Key 3: Harmonizing With the Seasons

Above all, seasons represent change. New Year’s resolutions are commitments to necessary change.

Mother Nature teaches us that all life is in a constant state of change, which is exemplified by winter, spring, summer and fall because we are truly creatures of change!

If change weren’t part of her nature, our world would be in trouble. What if snow never melted? What if it stayed hot all the time and the forests and soil dried out? What if fruit never stopped falling off trees? Can you imagine all the flies, bugs, rot and stench?

During seasonal changes, I am reminded that Mother Nature, our Mother, is flexible and adaptable to change and never dogmatic. The seasons give the gift of a variety of weather environments that favor different biological rhythms and activities.

In summer, we hike and bike on ski trails, and, in the winter, we ski on them. During the summer, we are attracted to foods with higher water content as a means of cooling our bodies. In the fall and winter months, we become more drawn to foods filled with fats, protein and carbohydrates, which help keep us warm and insulated.

If you don’t adjust your dietary needs to your body’s instincts, which are driven by seasonal influences, you will have a far more difficult time adapting to change and are far more likely to become obese and sick!

Choosing how you enjoy a healthy, holiday season is up to you.

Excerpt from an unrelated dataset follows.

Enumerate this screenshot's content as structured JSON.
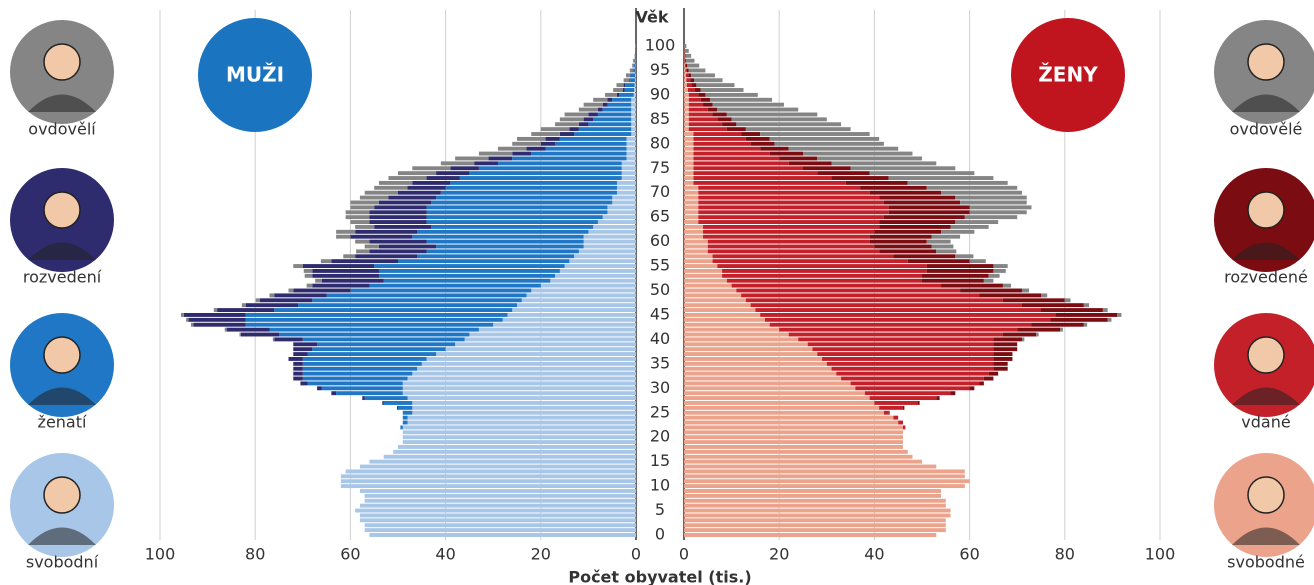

Spent wisely, holidays serve as reminders:

  • To reconnect to our instincts.
  • To rekindle our relationships.
  • To be willing to change.
  • To allow the totality of you to adapt and harmonize effectively.

Choose Balance This Holiday Season

Enjoy a healthy holiday season by making your physical, mental, emotional and spiritual needs top priorities before your wants! In this way, you can truly experience Holy days as they were meant to be.

I use holidays as reminders to attend to my personal needs, knowing that they are best harmonized with Nature’s needs.

My priority is to maintain a healthy balanced body, mind and spirit so that every day is a holy day. I nurture my relationships with the awareness that they are mine.

I welcome seasonal changes by eating foods that grow during that specific time of year. During the winter season, I go to bed earlier because of decreased sunlight, and spend more time in quiet introspection.

That said, I sincerely wish all of you a Healthy (balanced) Holiday (whole) Season (period of necessary change)!